“Yes, I think so. They’ll come later, as Mona just had a telegram that her father is coming to see her today.”
“But she’ll come to us, won’t she?” Patty asked, quickly. “She’s our chaperon, you know. It wouldn’t do at all for Helen and me to go to the Club without her.”
“Oh, yes, she said she’d come, as soon as her father arrives and she gets him comfortably welcomed. She’s very fond of him, you know.”
“Yes, and he’s an awfully nice man. What time will we get back, Phil?”
“’Long about five o’clock or so. We won’t reach the Club before noon. Then we’ll have time for a game of indoor tennis or whatever you like, of that sort. Then luncheon, and in the afternoon there’s time for a game of Bridge if you choose.”
“Probably we won’t do anything but sit around and chatter,” opined Helen, who was not fond of games. “Mr.
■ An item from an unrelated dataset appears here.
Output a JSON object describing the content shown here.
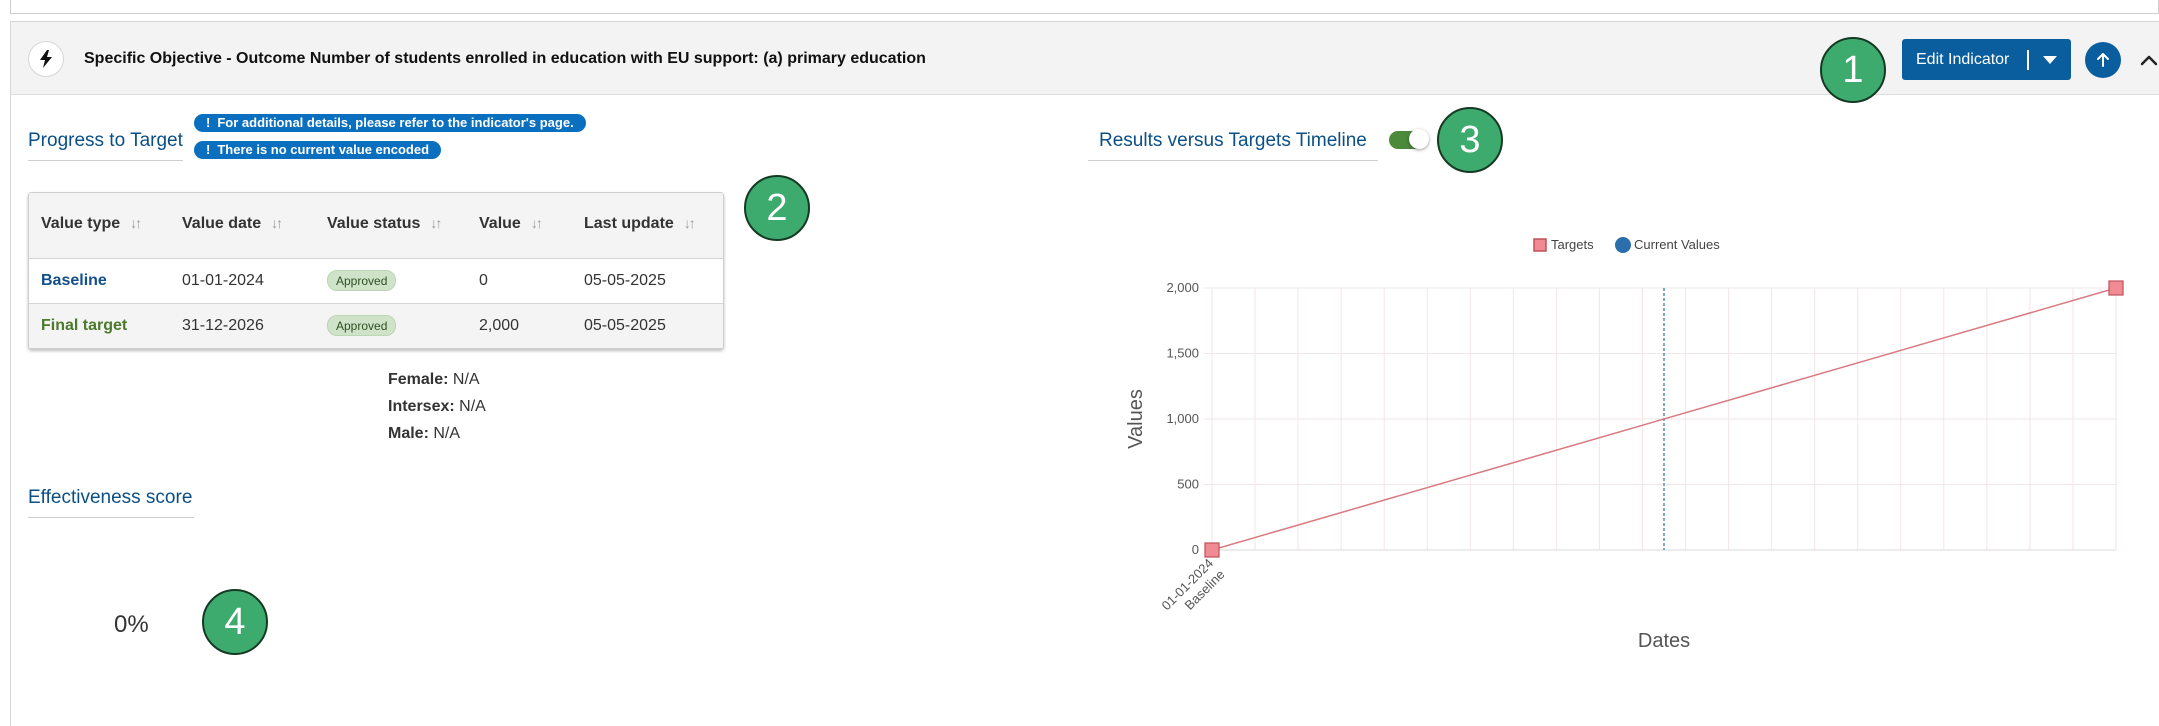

Herron is coming, isn’t he?”
“Yes, my lady. But you mustn’t flirt with him, or you’ll turn his head completely.”
“She has done that already,” laughed Patty; “Mr. Herron just sits and gazes at my fair cousin, whenever occasion offers.”
“Nor can any one blame him for that. Look at the ice jam in the river! What a winter we’re having, to be sure.”
“A lovely winter, I think,” Helen said, “I adore cold weather, and I don’t mind snow. I like to feel it on my face.”